Most of the countries that we look at today are rather different from how they were in the past. Territorial borders, for example, didn't become so important until people settled in a particular area, improved it and stayed there. Prior to that, territorial borders were fluid, based on how much you could hold, to a large extent. Language families and lifestyles bound proto-national groups together, rather than territory. Conquering tribes tended to settle in an area, and once they'd improved and upgraded it, wanted to stay. When this sort of thing became the norm, you got the idea that formed the seed of the concept of nationhood. Very rarely did it work, but the idea was there, and in different places at different times.
The major empires all used this type of thinking, but when they decayed, and when invading tribes came through, that idea was lost. Babylonians, Egyptians, Assyrians, Greeks, Romans - all had it. All but the Greeks and Egyptians lost it. Same with the Byzantines, though they started off while the Roman empire was on the way down. The barbarian tribes that moved into these territories did not have it, at least not at anywhere near the same level.
France under Charlemagne regained it... then partially lost it after his death. They were, however, largely insulated from the westward push from the tribes from the Germanies. That gave them a big advantage as nations started to coalesce later - a relatively unified language and territorial base. This was weakened when the Normans managed to successfully invade England then declared it to be their own, but had largely recovered by the time the fight for control over the Italian peninsula between France and the Spanish hotted up. France was usually a major power on the continental stage, except for those times when they were weakened by infighting or wars against other powers. They were still capable of major actions which took multiple countries to stop (under Napoleon, for example).
Probably the deathknell for France as the pre-eminent power in Europe came with WWI. Until then they were still one of the big bads on the block, but after the Germans punched through Belgium into France while the French cabinet dithered and refused to approve their military's requests, their reputation suffered a blow from which it never recovered. WWII similarly did them no favors, especially as they had better equipment than the invading Germans but lost the psychological battle. The Suez affair confirmed what everyone already knew - the French were no longer a 1st class military power.

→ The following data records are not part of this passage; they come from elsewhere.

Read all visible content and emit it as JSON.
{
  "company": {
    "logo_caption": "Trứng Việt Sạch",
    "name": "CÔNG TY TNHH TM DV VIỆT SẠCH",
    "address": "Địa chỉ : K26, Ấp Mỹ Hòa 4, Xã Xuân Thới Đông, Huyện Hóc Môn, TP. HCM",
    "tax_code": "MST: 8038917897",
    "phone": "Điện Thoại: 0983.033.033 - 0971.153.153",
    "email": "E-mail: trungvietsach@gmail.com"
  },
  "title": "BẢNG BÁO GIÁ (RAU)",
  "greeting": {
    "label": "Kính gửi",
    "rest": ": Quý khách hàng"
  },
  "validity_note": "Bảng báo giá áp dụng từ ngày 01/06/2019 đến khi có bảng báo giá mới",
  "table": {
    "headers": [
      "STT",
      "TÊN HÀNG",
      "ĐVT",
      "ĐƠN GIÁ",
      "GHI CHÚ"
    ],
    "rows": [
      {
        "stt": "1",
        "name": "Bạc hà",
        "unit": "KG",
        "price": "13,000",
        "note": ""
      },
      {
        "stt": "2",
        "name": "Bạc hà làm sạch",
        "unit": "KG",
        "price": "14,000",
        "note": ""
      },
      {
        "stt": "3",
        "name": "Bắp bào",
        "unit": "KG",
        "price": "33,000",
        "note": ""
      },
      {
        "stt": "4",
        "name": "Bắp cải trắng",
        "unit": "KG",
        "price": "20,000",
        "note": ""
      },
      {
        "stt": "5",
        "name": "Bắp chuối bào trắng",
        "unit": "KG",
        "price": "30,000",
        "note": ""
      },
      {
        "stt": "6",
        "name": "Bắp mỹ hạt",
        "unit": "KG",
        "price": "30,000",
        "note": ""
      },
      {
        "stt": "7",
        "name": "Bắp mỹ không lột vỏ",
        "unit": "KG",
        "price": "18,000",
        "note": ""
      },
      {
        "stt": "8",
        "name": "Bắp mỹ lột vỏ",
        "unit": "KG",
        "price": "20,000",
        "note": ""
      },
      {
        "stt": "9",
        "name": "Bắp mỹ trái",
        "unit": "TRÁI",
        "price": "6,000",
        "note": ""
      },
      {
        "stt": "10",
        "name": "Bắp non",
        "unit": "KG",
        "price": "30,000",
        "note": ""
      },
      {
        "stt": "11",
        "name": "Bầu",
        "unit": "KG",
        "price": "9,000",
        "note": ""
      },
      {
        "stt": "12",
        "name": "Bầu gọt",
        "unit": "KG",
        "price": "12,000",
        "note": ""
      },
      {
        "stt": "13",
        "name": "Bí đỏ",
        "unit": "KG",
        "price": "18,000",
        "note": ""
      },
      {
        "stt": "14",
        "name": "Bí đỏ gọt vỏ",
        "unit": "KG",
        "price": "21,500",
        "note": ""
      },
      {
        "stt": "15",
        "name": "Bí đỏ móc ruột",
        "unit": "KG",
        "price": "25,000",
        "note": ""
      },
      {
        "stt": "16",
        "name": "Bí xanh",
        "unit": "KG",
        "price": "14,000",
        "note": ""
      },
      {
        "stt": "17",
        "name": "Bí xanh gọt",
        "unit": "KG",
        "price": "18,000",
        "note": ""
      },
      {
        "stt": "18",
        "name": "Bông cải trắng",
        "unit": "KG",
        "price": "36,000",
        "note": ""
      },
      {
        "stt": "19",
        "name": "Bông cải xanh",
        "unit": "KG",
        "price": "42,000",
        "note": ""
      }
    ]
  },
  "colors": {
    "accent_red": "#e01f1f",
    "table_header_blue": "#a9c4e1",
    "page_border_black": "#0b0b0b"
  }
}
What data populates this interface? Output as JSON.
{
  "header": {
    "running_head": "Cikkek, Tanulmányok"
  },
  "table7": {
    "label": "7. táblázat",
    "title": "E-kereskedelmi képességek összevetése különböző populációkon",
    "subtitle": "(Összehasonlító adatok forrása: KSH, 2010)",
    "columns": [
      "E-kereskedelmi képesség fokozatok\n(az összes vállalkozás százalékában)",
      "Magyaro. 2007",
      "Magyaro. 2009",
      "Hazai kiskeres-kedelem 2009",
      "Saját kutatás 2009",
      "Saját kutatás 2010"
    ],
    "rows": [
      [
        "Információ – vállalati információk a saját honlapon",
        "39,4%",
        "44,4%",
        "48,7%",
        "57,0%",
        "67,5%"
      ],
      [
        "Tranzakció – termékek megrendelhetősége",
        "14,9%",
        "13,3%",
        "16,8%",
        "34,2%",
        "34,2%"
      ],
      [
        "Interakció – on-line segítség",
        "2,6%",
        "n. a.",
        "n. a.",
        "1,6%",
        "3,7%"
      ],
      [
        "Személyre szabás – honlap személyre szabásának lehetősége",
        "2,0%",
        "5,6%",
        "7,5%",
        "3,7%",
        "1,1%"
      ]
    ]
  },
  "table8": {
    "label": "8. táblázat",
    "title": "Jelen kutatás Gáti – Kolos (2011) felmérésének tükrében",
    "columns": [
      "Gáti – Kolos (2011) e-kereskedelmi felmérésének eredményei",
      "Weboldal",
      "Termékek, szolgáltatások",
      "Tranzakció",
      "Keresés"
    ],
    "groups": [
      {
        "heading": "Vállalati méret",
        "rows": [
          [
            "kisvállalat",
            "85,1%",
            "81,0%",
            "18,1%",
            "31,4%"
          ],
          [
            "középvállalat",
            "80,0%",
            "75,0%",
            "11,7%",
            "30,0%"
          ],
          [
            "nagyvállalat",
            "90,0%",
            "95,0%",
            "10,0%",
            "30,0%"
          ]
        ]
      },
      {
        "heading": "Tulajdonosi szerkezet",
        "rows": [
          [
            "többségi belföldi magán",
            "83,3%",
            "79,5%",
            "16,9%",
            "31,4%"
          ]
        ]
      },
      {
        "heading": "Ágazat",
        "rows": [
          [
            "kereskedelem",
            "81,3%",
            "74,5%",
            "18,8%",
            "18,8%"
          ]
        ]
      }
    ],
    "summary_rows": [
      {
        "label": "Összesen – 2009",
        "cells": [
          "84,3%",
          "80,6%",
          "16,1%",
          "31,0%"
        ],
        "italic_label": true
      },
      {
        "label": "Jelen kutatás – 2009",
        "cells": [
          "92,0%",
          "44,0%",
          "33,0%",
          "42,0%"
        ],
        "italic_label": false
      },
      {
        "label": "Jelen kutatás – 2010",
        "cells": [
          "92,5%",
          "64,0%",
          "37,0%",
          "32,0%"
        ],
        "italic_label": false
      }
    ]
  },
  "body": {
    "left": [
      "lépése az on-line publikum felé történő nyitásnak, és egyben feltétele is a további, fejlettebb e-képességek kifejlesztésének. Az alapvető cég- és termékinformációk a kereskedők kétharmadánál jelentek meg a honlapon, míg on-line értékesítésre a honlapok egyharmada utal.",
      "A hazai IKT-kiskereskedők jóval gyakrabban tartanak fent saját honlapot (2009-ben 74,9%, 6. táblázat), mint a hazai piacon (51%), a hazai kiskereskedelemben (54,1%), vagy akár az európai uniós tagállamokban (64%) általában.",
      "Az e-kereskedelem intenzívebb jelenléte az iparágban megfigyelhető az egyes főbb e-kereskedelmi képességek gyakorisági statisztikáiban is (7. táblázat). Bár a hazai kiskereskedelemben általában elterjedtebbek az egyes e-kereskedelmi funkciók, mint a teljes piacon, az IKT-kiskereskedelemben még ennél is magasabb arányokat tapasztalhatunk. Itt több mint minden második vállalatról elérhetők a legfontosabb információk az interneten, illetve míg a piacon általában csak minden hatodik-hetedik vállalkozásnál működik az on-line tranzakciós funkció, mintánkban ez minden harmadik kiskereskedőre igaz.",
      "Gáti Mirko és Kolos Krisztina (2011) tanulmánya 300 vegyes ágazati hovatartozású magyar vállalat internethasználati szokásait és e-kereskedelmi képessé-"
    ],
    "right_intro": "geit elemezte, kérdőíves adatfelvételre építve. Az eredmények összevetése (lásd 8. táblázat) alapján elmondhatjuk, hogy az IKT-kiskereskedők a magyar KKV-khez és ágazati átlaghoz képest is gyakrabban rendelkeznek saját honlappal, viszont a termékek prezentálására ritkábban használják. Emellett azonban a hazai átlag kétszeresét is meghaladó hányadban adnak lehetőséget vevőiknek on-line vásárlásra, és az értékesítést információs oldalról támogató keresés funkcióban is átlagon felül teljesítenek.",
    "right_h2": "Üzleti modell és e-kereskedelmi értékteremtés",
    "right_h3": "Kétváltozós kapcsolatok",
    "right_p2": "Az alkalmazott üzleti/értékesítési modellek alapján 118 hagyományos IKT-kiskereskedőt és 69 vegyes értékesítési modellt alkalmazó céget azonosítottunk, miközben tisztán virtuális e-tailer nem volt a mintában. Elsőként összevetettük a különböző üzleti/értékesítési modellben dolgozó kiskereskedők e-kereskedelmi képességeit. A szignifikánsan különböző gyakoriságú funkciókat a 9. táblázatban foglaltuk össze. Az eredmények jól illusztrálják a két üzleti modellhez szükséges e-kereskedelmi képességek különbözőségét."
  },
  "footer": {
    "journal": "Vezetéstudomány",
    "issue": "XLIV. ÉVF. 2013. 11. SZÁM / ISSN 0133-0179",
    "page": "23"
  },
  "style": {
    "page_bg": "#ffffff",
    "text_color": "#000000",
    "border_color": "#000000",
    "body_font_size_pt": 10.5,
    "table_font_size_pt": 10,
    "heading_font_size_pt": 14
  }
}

The European Coal and Steel Community was an attempt to bind the armament production capacities of France and Germany together to prevent war, and was thus an admission that France could no longer compete with the Germans militarily. The ECSC became the EEC, then the EU. At heart it is still an attempt to bind together countries to prevent war.
Okay, a huge rambling preface for my main comment:
The Nobel Peace prize was awarded to the EU for simply doing its job. Which does rather detract from its original purpose.